Recent years have witnessed a widespread increase of interest in the alteration and expansion of consciousness. The discovery of the psychedelic substances such as LSD, psilocybin and mescaline has been a major contributing factor in this development.
Scientists and scholars from diverse areas, as well as many laymen, have recognized the importance of these substances as powerful tools for the exploration of consciousness and the production of visionary experiences. The effects of psychedelic substances pose fascinating problems for medical and psychological research and have far-reaching implications for many issues in the sciences and the humanities.
The Psychedelic Review is designed to serve as a forum for the exchange of information and ideas about these issues. We will publish original research reports; scholarly and historical essays; extending phenomenological accounts of spontaneous or induced transcendent experiences, and reviews of relevant pharmacological, and other, literature.
The journal is published and sponsored by the International Federation for Internal Freedom (IFIF), an organization whose purpose is "to encourage, support and protect research on psychedelic substances." The basic long-range goal of IFIF is to work to increase the individual's control over her own mind, thereby enlarging her internal freedom. The present journal is an attempt to contribute to the realization of this long-term objective.

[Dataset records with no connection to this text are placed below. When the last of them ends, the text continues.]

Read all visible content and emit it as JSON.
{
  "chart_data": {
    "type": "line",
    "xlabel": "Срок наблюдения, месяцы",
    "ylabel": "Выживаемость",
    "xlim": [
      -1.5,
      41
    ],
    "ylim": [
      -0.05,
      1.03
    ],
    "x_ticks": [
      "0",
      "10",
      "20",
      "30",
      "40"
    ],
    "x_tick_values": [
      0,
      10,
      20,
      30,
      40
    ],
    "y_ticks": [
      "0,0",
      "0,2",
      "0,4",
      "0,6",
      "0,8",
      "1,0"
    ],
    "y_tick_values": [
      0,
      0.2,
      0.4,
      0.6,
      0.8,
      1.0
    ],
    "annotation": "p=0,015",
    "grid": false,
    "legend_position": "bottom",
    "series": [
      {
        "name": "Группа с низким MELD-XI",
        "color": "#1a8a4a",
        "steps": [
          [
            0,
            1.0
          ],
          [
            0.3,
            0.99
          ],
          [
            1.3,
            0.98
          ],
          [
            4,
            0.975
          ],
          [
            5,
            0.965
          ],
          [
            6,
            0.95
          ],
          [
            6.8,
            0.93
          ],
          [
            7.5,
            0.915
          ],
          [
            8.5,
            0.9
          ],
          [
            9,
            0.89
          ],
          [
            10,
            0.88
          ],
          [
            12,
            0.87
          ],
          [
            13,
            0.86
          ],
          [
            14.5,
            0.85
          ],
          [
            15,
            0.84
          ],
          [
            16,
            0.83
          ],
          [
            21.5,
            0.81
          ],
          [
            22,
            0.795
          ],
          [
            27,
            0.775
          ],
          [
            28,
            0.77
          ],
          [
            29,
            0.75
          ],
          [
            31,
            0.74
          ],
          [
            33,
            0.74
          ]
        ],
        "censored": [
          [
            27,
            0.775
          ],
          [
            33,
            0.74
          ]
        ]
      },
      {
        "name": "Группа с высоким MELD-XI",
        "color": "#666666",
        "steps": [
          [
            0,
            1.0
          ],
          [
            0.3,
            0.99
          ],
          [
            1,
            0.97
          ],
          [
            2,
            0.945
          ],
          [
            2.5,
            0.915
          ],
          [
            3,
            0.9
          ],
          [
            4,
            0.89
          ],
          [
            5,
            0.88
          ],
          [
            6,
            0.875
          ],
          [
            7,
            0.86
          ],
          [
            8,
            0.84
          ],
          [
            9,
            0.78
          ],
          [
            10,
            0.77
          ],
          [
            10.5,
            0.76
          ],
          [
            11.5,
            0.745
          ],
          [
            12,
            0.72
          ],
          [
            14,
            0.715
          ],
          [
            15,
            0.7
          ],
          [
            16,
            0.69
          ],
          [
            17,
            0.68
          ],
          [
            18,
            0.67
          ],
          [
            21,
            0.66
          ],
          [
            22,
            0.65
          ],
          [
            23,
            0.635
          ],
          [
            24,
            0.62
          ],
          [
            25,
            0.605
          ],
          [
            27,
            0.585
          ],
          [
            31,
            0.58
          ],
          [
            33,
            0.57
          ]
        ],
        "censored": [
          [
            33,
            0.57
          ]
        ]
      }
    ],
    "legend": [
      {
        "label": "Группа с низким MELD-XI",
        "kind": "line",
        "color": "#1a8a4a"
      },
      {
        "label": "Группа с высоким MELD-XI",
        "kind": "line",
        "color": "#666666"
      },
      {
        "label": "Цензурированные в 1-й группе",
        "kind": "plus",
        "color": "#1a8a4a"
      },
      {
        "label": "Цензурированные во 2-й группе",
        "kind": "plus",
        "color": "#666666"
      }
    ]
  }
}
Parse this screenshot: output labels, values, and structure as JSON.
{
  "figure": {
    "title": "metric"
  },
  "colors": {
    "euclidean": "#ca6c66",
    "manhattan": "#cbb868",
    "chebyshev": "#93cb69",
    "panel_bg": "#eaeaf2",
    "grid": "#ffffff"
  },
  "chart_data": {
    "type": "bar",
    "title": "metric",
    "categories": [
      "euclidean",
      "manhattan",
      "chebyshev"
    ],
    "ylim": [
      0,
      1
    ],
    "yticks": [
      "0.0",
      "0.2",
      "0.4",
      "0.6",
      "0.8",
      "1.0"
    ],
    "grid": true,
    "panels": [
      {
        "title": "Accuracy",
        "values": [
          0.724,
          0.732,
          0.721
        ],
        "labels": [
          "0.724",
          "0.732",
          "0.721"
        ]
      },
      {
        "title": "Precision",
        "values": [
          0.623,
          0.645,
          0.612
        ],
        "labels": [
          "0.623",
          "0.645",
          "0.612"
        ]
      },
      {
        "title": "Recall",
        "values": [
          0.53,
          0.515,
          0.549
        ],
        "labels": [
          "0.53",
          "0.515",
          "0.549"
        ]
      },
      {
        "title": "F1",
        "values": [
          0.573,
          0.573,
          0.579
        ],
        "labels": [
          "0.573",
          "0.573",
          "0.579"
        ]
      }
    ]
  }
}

The views expressed in articles published by The Psychedelic Review are solely the authors' and do not necessarily reflect the opinions of the editors or of IFIF. Conversely, the contributers do not necessarily subscribe to the principles and purposes of IFIF.
A word about the title. The substances discussed here have been referred to by many different names, including "psychotomimetic;" "hallucinogenic;" "consciousness-expanding;" and others. The term "psychedelic," first proposed by Humphrey Osmond, is derived from the Greek and means "mind-manifesting." Strict compliance with linguistic protocol would have dictated the usual intervening vowel (o), but the present orthography is gaining wider acceptance.